16 June 2015 | 6:32 pm | Sarah Barratt

"A lightness and humour to them that is often difficult to achieve."

This is a tale of oppression of both sexes, mainly women, that begs us to question who is allowed to be an artist, and when. We watch scenes from the 1920s and contemporary Melbourne, as originally written by Alma De Groen. In the past, Katherine Mansfield is a wife and aspiring writer suffering from TB, who travels to Fontainbleu to be cured by an eccentric alternative practitioner, George Gurdjieff (Rob Meldrum). Alexandra Aldrich as Mansfield is superb, carrying the play with realistic feebleness, longing for a freer time, aggravated by Gurdjieff’s nonsensical, sexist methods. 

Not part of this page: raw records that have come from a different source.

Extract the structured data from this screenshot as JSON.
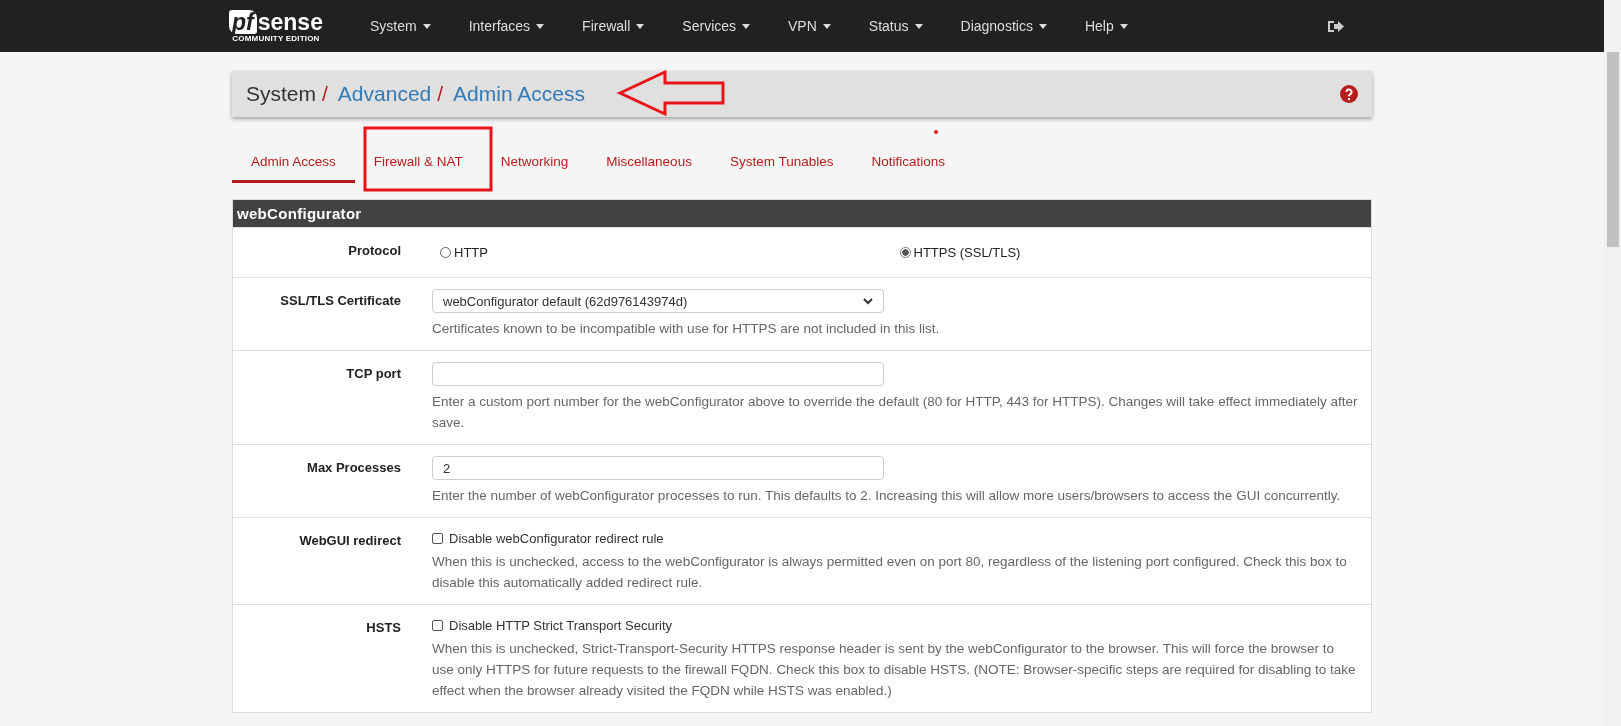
{
  "navbar": {
    "logo": {
      "brand_left": "pf",
      "brand_right": "sense",
      "edition": "COMMUNITY EDITION"
    },
    "menu": [
      {
        "label": "System"
      },
      {
        "label": "Interfaces"
      },
      {
        "label": "Firewall"
      },
      {
        "label": "Services"
      },
      {
        "label": "VPN"
      },
      {
        "label": "Status"
      },
      {
        "label": "Diagnostics"
      },
      {
        "label": "Help"
      }
    ]
  },
  "breadcrumb": [
    {
      "kind": "text",
      "label": "System"
    },
    {
      "kind": "separator",
      "label": "/"
    },
    {
      "kind": "link",
      "label": "Advanced"
    },
    {
      "kind": "separator",
      "label": "/"
    },
    {
      "kind": "link",
      "label": "Admin Access"
    }
  ],
  "tabs": [
    {
      "label": "Admin Access",
      "selected": true
    },
    {
      "label": "Firewall & NAT",
      "selected": false
    },
    {
      "label": "Networking",
      "selected": false
    },
    {
      "label": "Miscellaneous",
      "selected": false
    },
    {
      "label": "System Tunables",
      "selected": false
    },
    {
      "label": "Notifications",
      "selected": false
    }
  ],
  "panel": {
    "title": "webConfigurator",
    "rows": [
      {
        "kind": "radio",
        "label": "Protocol",
        "options": [
          {
            "label": "HTTP",
            "selected": false
          },
          {
            "label": "HTTPS (SSL/TLS)",
            "selected": true
          }
        ]
      },
      {
        "kind": "select",
        "label": "SSL/TLS Certificate",
        "value": "webConfigurator default (62d976143974d)",
        "help": "Certificates known to be incompatible with use for HTTPS are not included in this list."
      },
      {
        "kind": "text",
        "label": "TCP port",
        "value": "",
        "help": "Enter a custom port number for the webConfigurator above to override the default (80 for HTTP, 443 for HTTPS). Changes will take effect immediately after save."
      },
      {
        "kind": "text",
        "label": "Max Processes",
        "value": "2",
        "help": "Enter the number of webConfigurator processes to run. This defaults to 2. Increasing this will allow more users/browsers to access the GUI concurrently."
      },
      {
        "kind": "checkbox",
        "label": "WebGUI redirect",
        "option": "Disable webConfigurator redirect rule",
        "checked": false,
        "help": "When this is unchecked, access to the webConfigurator is always permitted even on port 80, regardless of the listening port configured. Check this box to disable this automatically added redirect rule."
      },
      {
        "kind": "checkbox",
        "label": "HSTS",
        "option": "Disable HTTP Strict Transport Security",
        "checked": false,
        "help": "When this is unchecked, Strict-Transport-Security HTTPS response header is sent by the webConfigurator to the browser. This will force the browser to use only HTTPS for future requests to the firewall FQDN. Check this box to disable HSTS. (NOTE: Browser-specific steps are required for disabling to take effect when the browser already visited the FQDN while HSTS was enabled.)"
      }
    ]
  }
}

In the future, for her, 2015, there are no male writers or poets. Men are nurses, women are doctors, everything is reversed and viewed as dystopian by The Man (James Cook). We watch The Man awake from a coma, hypnotised into believing he is Katherine Mansfield. He is a woman trapped inside a man’s body in a society that oppresses men. James Cook is explosive, well timed, vulnerable and indefatigable on stage; truly a pleasure to watch. 

Hearing gender oppression through men’s voices provides the audience unique insights into a hypothetical society without violence against women, missing persons and glass ceilings. De Groen makes gender stereotype all the more ludicrous by creating this flipped scenario. The play definitely asks larger questions of how we view writing created by men and women, and systematically explains how our vocal disdain for oppression is viewed in a gendered way. This performance tackles such subjects, bringing a lightness and humour to them that is often difficult to achieve.